1 - Open a terminal [1]
2 - Pull the image and start the container
sudo docker pull scrapinghub/splash
sudo docker run -it -p 8050:8050 --rm scrapinghub/splash --max-timeout 300
Splash is now available at 0.0.0.0 at port 8050 (http)
3 - Open a terminal [2]
4 - Create a virtualenv, active the env, install the dependencies
virtualenv venv
source venv/bin/activate
pip install -r requirements.txt
5 - Create a new folder called "scrapyd" into the root of project, with the other folders ["scrapydweb", "scan"...]
mkdir scrapyd
cd scrapyd
mkdir logs
scrapyd
6 - Open a terminal [3]
7 - Go to the root of project, activate the virtualenv
cd <to/path/of/project>
source venv/bin/activate
8 - Into the file "scrapydweb_settings_v10.py", change the variable "SCRAPYD_LOGS_DIR" to the path that you created before and change the variable "SCRAPY_PROJECTS_DIR" to the root path, where the "scan", "scrapydweb" and "scrapyd" folders are located
cd scrapydweb
nano scrapydweb_settings_v10.py
9 - Start the application you need to be in the "scrapydweb" folder
scrapydweb
Scrapydweb is now available at 0.0.0.0 at port 5000 (http)
10 - Open your browser
http://localhost:5000
username: user password: pass
11 - Into the application, now, we'll deploy our first project
- Menu on the left, click on "Deploy project"
- Click on "Package and Deploy"
- Select on the menu "spider" our spider, called "upwork"
- Enable "settings & arguments"
- At the box "additional", add the parameter "-a da_user="" -o test.json"
- Click on "Check CMD" and then "Run spider"

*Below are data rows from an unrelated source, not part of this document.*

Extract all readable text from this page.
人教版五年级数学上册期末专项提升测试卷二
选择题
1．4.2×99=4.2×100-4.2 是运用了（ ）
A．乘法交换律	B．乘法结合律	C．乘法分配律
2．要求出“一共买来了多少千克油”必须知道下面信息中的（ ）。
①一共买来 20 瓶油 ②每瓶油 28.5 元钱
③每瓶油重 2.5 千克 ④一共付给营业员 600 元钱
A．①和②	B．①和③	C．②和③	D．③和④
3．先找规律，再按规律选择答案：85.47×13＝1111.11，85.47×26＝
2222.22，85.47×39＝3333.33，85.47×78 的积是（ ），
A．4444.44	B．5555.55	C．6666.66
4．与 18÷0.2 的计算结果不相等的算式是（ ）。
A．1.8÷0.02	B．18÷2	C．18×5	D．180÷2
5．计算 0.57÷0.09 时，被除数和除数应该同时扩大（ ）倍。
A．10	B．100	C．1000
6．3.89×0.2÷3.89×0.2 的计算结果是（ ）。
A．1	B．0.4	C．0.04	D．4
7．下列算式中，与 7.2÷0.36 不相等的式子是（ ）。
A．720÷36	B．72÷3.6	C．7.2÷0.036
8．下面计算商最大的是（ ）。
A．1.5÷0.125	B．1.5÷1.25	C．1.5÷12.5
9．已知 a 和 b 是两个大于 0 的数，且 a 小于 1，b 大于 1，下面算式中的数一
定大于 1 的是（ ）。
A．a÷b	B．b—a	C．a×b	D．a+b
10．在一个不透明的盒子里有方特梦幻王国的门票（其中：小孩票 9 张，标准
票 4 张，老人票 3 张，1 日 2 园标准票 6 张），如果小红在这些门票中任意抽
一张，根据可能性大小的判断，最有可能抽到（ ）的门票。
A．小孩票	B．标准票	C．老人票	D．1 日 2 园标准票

12 - Wait a few seconds and the results will be in the "scan" folder
Obs
Choices:
-
Scrapy
- An open source framework
- Fast
- Simple
- Excellent architecture
- Easy to implement any middlawares, pipelines, extensions...
- Excellent documentation
-
Scrapyd + Scrapyd-client
- Easy to deploy and run Scrapy spiders
- We can optimize our process and scale with docker, like [AWS ECS + Spots] with the costs very cheap
- We managed to create several projects and version each one
- Easy to maintain
- It works with http
- Allows us to schedule our crawler
- With the API HTTP, we can control all the spiders, like [List jobs, cancel, delete]...
-
Scrapydweb
- We can see
- log analysis
- Stats collection
- Progress visualization
- Deploy our project
- Send message and notification [Email, slack...]
- Manage the project
- CPU and Memory each one Node [Scrapyd]
- We can see
Nice to have
- Implement: Scrapoxy
- It starts a pool of proxies to relay our requests
- Crawl without blacklist
- Easy to implement
- Integration with Database
- Add pipeline to refactor all the data